Mani Rajeswari, Waring Alan J, Hong Mei
Department of Chemistry, Iowa State University, Ames, IA 50011, USA.
Chembiochem. 2007 Oct 15;8(15):1877-84. doi: 10.1002/cbic.200700335.
Disulfide-bonded beta-hairpin structures are common among antimicrobial peptides. Disulfide bonds are known to be important for antimicrobial activity, but the underlying structural reason is not well understood. We have investigated the membrane-bound structure of a disulfide-deleted analogue of the antimicrobial peptide protegrin-1, in which the four Cys residues were replaced by Ala. The secondary structure, dynamics, and topology of this Ala-PG1 peptide in the membrane were determined by using magic-angle-spinning NMR spectroscopy. Conformation-dependent (13)C isotropic chemical shifts of multiple (13)C-labeled residues were obtained from 1D cross-polarization and direct-polarization spectra, and from 2D J-coupling-mediated (13)C-(13)C correlation spectra. Most labeled residues exhibited two conformations: a random coil and a beta-sheet structure. The dual-conformation property was present in both anionic lipid bilayers, which mimic the bacterial membrane, and zwitterionic cholesterol-containing bilayers, which mimic the eukaryotic cell membrane. The mobility of the peptide was measured by using a 2D C-H dipolar-shift correlation experiment. The random-coil fraction was highly mobile whereas the beta-sheet component was rigid. (1)H spin diffusion from the lipid chains to the peptide indicates that the beta-sheet component was well inserted into the anionic membrane, but surface bound in the cholesterol-containing neutral membrane. Thus, the removal of disulfide bonds changed some PG-1 molecules to highly mobile random coils that were poorly associated with the lipid membrane, but other molecules retained a beta-sheet conformation and had a similar membrane-binding topology to the parent peptide. Thus, the reduced antimicrobial activity of Ala-PG1 was largely due to the reduced number of insertion-competent beta-sheet molecules, rather than uniformly weakened activity of identically structured peptides.

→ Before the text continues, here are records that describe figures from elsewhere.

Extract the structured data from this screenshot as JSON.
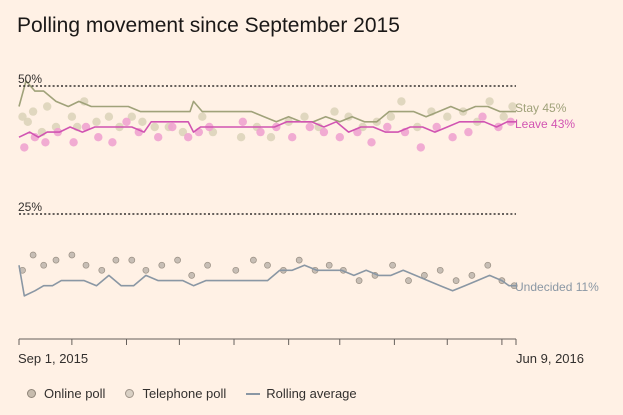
{
  "title": "Polling movement since September 2015",
  "legend": {
    "online": "Online poll",
    "telephone": "Telephone poll",
    "rolling": "Rolling average"
  },
  "colors": {
    "background": "#fff1e5",
    "stay": "#a0a27a",
    "leave": "#d154b2",
    "undecided": "#8a97a4",
    "stay_poll": "#ddd4ba",
    "leave_poll": "#f0a3cf",
    "undecided_poll": "#c2b9b0",
    "reference_line": "#33302e"
  },
  "chart_data": {
    "type": "scatter",
    "title": "Polling movement since September 2015",
    "x_axis": {
      "start": "2015-09-01",
      "end": "2016-06-09",
      "start_label": "Sep 1, 2015",
      "end_label": "Jun 9, 2016",
      "ticks": [
        "2015-09-01",
        "2015-10-01",
        "2015-11-01",
        "2015-12-01",
        "2016-01-01",
        "2016-02-01",
        "2016-03-01",
        "2016-04-01",
        "2016-05-01",
        "2016-06-01"
      ]
    },
    "y_axis": {
      "unit": "%",
      "range": [
        0,
        56
      ],
      "reference_lines": [
        {
          "value": 50,
          "label": "50%"
        },
        {
          "value": 25,
          "label": "25%"
        }
      ]
    },
    "series": [
      {
        "name": "Stay",
        "end_label": "Stay 45%",
        "rolling_average": [
          [
            "2015-09-01",
            46
          ],
          [
            "2015-09-05",
            51
          ],
          [
            "2015-09-10",
            49
          ],
          [
            "2015-09-15",
            49
          ],
          [
            "2015-09-22",
            47
          ],
          [
            "2015-09-29",
            46
          ],
          [
            "2015-10-05",
            47
          ],
          [
            "2015-10-12",
            46
          ],
          [
            "2015-10-19",
            46
          ],
          [
            "2015-10-26",
            46
          ],
          [
            "2015-11-02",
            46
          ],
          [
            "2015-11-09",
            45
          ],
          [
            "2015-11-16",
            45
          ],
          [
            "2015-11-23",
            45
          ],
          [
            "2015-11-30",
            45
          ],
          [
            "2015-12-07",
            45
          ],
          [
            "2015-12-09",
            47
          ],
          [
            "2015-12-14",
            45
          ],
          [
            "2015-12-21",
            45
          ],
          [
            "2015-12-28",
            45
          ],
          [
            "2016-01-04",
            45
          ],
          [
            "2016-01-11",
            45
          ],
          [
            "2016-01-18",
            44
          ],
          [
            "2016-01-25",
            43
          ],
          [
            "2016-02-01",
            44
          ],
          [
            "2016-02-08",
            43
          ],
          [
            "2016-02-15",
            43
          ],
          [
            "2016-02-22",
            44
          ],
          [
            "2016-03-01",
            43
          ],
          [
            "2016-03-08",
            44
          ],
          [
            "2016-03-15",
            43
          ],
          [
            "2016-03-22",
            43
          ],
          [
            "2016-03-29",
            45
          ],
          [
            "2016-04-05",
            45
          ],
          [
            "2016-04-12",
            45
          ],
          [
            "2016-04-19",
            44
          ],
          [
            "2016-04-26",
            45
          ],
          [
            "2016-05-03",
            46
          ],
          [
            "2016-05-10",
            45
          ],
          [
            "2016-05-17",
            46
          ],
          [
            "2016-05-24",
            46
          ],
          [
            "2016-05-31",
            45
          ],
          [
            "2016-06-04",
            45
          ],
          [
            "2016-06-09",
            45
          ]
        ],
        "polls": [
          [
            "2015-09-03",
            44
          ],
          [
            "2015-09-06",
            43
          ],
          [
            "2015-09-09",
            45
          ],
          [
            "2015-09-14",
            41
          ],
          [
            "2015-09-17",
            46
          ],
          [
            "2015-09-22",
            42
          ],
          [
            "2015-10-01",
            44
          ],
          [
            "2015-10-04",
            42
          ],
          [
            "2015-10-08",
            47
          ],
          [
            "2015-10-15",
            43
          ],
          [
            "2015-10-22",
            44
          ],
          [
            "2015-10-28",
            42
          ],
          [
            "2015-11-04",
            44
          ],
          [
            "2015-11-10",
            43
          ],
          [
            "2015-11-17",
            42
          ],
          [
            "2015-11-25",
            42
          ],
          [
            "2015-12-03",
            41
          ],
          [
            "2015-12-14",
            44
          ],
          [
            "2015-12-20",
            41
          ],
          [
            "2016-01-05",
            40
          ],
          [
            "2016-01-14",
            42
          ],
          [
            "2016-01-22",
            40
          ],
          [
            "2016-02-01",
            43
          ],
          [
            "2016-02-10",
            44
          ],
          [
            "2016-02-18",
            42
          ],
          [
            "2016-02-27",
            45
          ],
          [
            "2016-03-06",
            44
          ],
          [
            "2016-03-14",
            42
          ],
          [
            "2016-03-22",
            43
          ],
          [
            "2016-03-30",
            44
          ],
          [
            "2016-04-05",
            47
          ],
          [
            "2016-04-14",
            42
          ],
          [
            "2016-04-22",
            45
          ],
          [
            "2016-05-01",
            44
          ],
          [
            "2016-05-10",
            45
          ],
          [
            "2016-05-18",
            43
          ],
          [
            "2016-05-25",
            47
          ],
          [
            "2016-06-02",
            44
          ],
          [
            "2016-06-07",
            46
          ]
        ]
      },
      {
        "name": "Leave",
        "end_label": "Leave 43%",
        "rolling_average": [
          [
            "2015-09-01",
            40
          ],
          [
            "2015-09-07",
            41
          ],
          [
            "2015-09-12",
            40
          ],
          [
            "2015-09-17",
            41
          ],
          [
            "2015-09-24",
            41
          ],
          [
            "2015-09-30",
            42
          ],
          [
            "2015-10-07",
            41
          ],
          [
            "2015-10-14",
            42
          ],
          [
            "2015-10-21",
            42
          ],
          [
            "2015-10-28",
            42
          ],
          [
            "2015-11-04",
            42
          ],
          [
            "2015-11-11",
            41
          ],
          [
            "2015-11-15",
            43
          ],
          [
            "2015-11-22",
            43
          ],
          [
            "2015-11-29",
            43
          ],
          [
            "2015-12-06",
            43
          ],
          [
            "2015-12-09",
            41
          ],
          [
            "2015-12-13",
            42
          ],
          [
            "2015-12-20",
            42
          ],
          [
            "2015-12-27",
            42
          ],
          [
            "2016-01-03",
            42
          ],
          [
            "2016-01-10",
            42
          ],
          [
            "2016-01-17",
            42
          ],
          [
            "2016-01-24",
            42
          ],
          [
            "2016-01-31",
            43
          ],
          [
            "2016-02-07",
            43
          ],
          [
            "2016-02-14",
            43
          ],
          [
            "2016-02-21",
            42
          ],
          [
            "2016-02-28",
            43
          ],
          [
            "2016-03-06",
            41
          ],
          [
            "2016-03-13",
            42
          ],
          [
            "2016-03-20",
            42
          ],
          [
            "2016-03-27",
            41
          ],
          [
            "2016-04-03",
            41
          ],
          [
            "2016-04-10",
            42
          ],
          [
            "2016-04-17",
            42
          ],
          [
            "2016-04-24",
            41
          ],
          [
            "2016-05-01",
            42
          ],
          [
            "2016-05-08",
            43
          ],
          [
            "2016-05-15",
            43
          ],
          [
            "2016-05-22",
            43
          ],
          [
            "2016-05-29",
            42
          ],
          [
            "2016-06-04",
            43
          ],
          [
            "2016-06-09",
            43
          ]
        ],
        "polls": [
          [
            "2015-09-04",
            38
          ],
          [
            "2015-09-10",
            40
          ],
          [
            "2015-09-16",
            39
          ],
          [
            "2015-09-23",
            41
          ],
          [
            "2015-10-02",
            39
          ],
          [
            "2015-10-09",
            42
          ],
          [
            "2015-10-16",
            40
          ],
          [
            "2015-10-24",
            39
          ],
          [
            "2015-11-01",
            43
          ],
          [
            "2015-11-08",
            41
          ],
          [
            "2015-11-19",
            40
          ],
          [
            "2015-11-27",
            42
          ],
          [
            "2015-12-06",
            40
          ],
          [
            "2015-12-12",
            41
          ],
          [
            "2015-12-18",
            42
          ],
          [
            "2016-01-06",
            43
          ],
          [
            "2016-01-16",
            41
          ],
          [
            "2016-01-25",
            42
          ],
          [
            "2016-02-03",
            40
          ],
          [
            "2016-02-13",
            42
          ],
          [
            "2016-02-21",
            41
          ],
          [
            "2016-03-01",
            40
          ],
          [
            "2016-03-11",
            41
          ],
          [
            "2016-03-19",
            39
          ],
          [
            "2016-03-28",
            42
          ],
          [
            "2016-04-07",
            41
          ],
          [
            "2016-04-16",
            38
          ],
          [
            "2016-04-25",
            42
          ],
          [
            "2016-05-04",
            40
          ],
          [
            "2016-05-13",
            41
          ],
          [
            "2016-05-21",
            44
          ],
          [
            "2016-05-30",
            42
          ],
          [
            "2016-06-06",
            43
          ]
        ]
      },
      {
        "name": "Undecided",
        "end_label": "Undecided 11%",
        "rolling_average": [
          [
            "2015-09-01",
            15
          ],
          [
            "2015-09-04",
            9
          ],
          [
            "2015-09-10",
            10
          ],
          [
            "2015-09-15",
            11
          ],
          [
            "2015-09-20",
            11
          ],
          [
            "2015-09-25",
            12
          ],
          [
            "2015-10-01",
            12
          ],
          [
            "2015-10-08",
            12
          ],
          [
            "2015-10-15",
            11
          ],
          [
            "2015-10-22",
            13
          ],
          [
            "2015-10-29",
            11
          ],
          [
            "2015-11-05",
            11
          ],
          [
            "2015-11-12",
            13
          ],
          [
            "2015-11-19",
            12
          ],
          [
            "2015-11-26",
            12
          ],
          [
            "2015-12-03",
            12
          ],
          [
            "2015-12-09",
            11
          ],
          [
            "2015-12-16",
            12
          ],
          [
            "2015-12-23",
            12
          ],
          [
            "2015-12-30",
            12
          ],
          [
            "2016-01-06",
            12
          ],
          [
            "2016-01-13",
            12
          ],
          [
            "2016-01-20",
            12
          ],
          [
            "2016-01-27",
            14
          ],
          [
            "2016-02-03",
            14
          ],
          [
            "2016-02-10",
            15
          ],
          [
            "2016-02-17",
            14
          ],
          [
            "2016-02-24",
            14
          ],
          [
            "2016-03-02",
            14
          ],
          [
            "2016-03-09",
            13
          ],
          [
            "2016-03-16",
            14
          ],
          [
            "2016-03-23",
            13
          ],
          [
            "2016-03-30",
            13
          ],
          [
            "2016-04-06",
            14
          ],
          [
            "2016-04-13",
            13
          ],
          [
            "2016-04-20",
            12
          ],
          [
            "2016-04-27",
            11
          ],
          [
            "2016-05-04",
            10
          ],
          [
            "2016-05-11",
            11
          ],
          [
            "2016-05-18",
            12
          ],
          [
            "2016-05-25",
            13
          ],
          [
            "2016-06-01",
            12
          ],
          [
            "2016-06-05",
            11
          ],
          [
            "2016-06-09",
            11
          ]
        ],
        "polls": [
          [
            "2015-09-03",
            14
          ],
          [
            "2015-09-09",
            17
          ],
          [
            "2015-09-15",
            15
          ],
          [
            "2015-09-22",
            16
          ],
          [
            "2015-10-01",
            17
          ],
          [
            "2015-10-09",
            15
          ],
          [
            "2015-10-18",
            14
          ],
          [
            "2015-10-26",
            16
          ],
          [
            "2015-11-04",
            16
          ],
          [
            "2015-11-12",
            14
          ],
          [
            "2015-11-21",
            15
          ],
          [
            "2015-11-30",
            16
          ],
          [
            "2015-12-08",
            13
          ],
          [
            "2015-12-17",
            15
          ],
          [
            "2016-01-02",
            14
          ],
          [
            "2016-01-12",
            16
          ],
          [
            "2016-01-20",
            15
          ],
          [
            "2016-01-29",
            14
          ],
          [
            "2016-02-07",
            16
          ],
          [
            "2016-02-16",
            14
          ],
          [
            "2016-02-24",
            15
          ],
          [
            "2016-03-03",
            14
          ],
          [
            "2016-03-12",
            12
          ],
          [
            "2016-03-21",
            13
          ],
          [
            "2016-03-31",
            15
          ],
          [
            "2016-04-09",
            12
          ],
          [
            "2016-04-18",
            13
          ],
          [
            "2016-04-27",
            14
          ],
          [
            "2016-05-06",
            12
          ],
          [
            "2016-05-15",
            13
          ],
          [
            "2016-05-24",
            15
          ],
          [
            "2016-06-01",
            12
          ],
          [
            "2016-06-08",
            11
          ]
        ]
      }
    ]
  }
}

二硫键连接的β-发夹结构在抗菌肽中很常见。已知二硫键对抗菌活性很重要,但其潜在的结构原因尚不清楚。我们研究了抗菌肽protegrin-1的二硫键缺失类似物的膜结合结构,其中四个半胱氨酸残基被丙氨酸取代。通过魔角旋转核磁共振光谱法确定了该丙氨酸-PG1肽在膜中的二级结构、动力学和拓扑结构。从一维交叉极化和直接极化光谱以及二维J耦合介导的碳-碳相关光谱中获得了多个碳-13标记残基的构象依赖性碳-13各向同性化学位移。大多数标记残基呈现两种构象:无规卷曲和β-折叠结构。这种双构象特性在模拟细菌膜的阴离子脂质双层和模拟真核细胞膜的含两性离子胆固醇的双层中均存在。通过二维碳-氢偶极位移相关实验测量了肽的流动性。无规卷曲部分流动性很高,而β-折叠部分则很刚性。从脂质链到肽的氢自旋扩散表明,β-折叠部分很好地插入了阴离子膜中,但在含胆固醇的中性膜中则结合在表面。因此,二硫键的去除使一些PG-1分子变成了与脂质膜结合不良的高流动性无规卷曲,但其他分子保留了β-折叠构象,并且具有与亲本肽相似的膜结合拓扑结构。因此,丙氨酸-PG1抗菌活性降低主要是由于具有插入能力的β-折叠分子数量减少,而不是结构相同的肽的活性普遍减弱。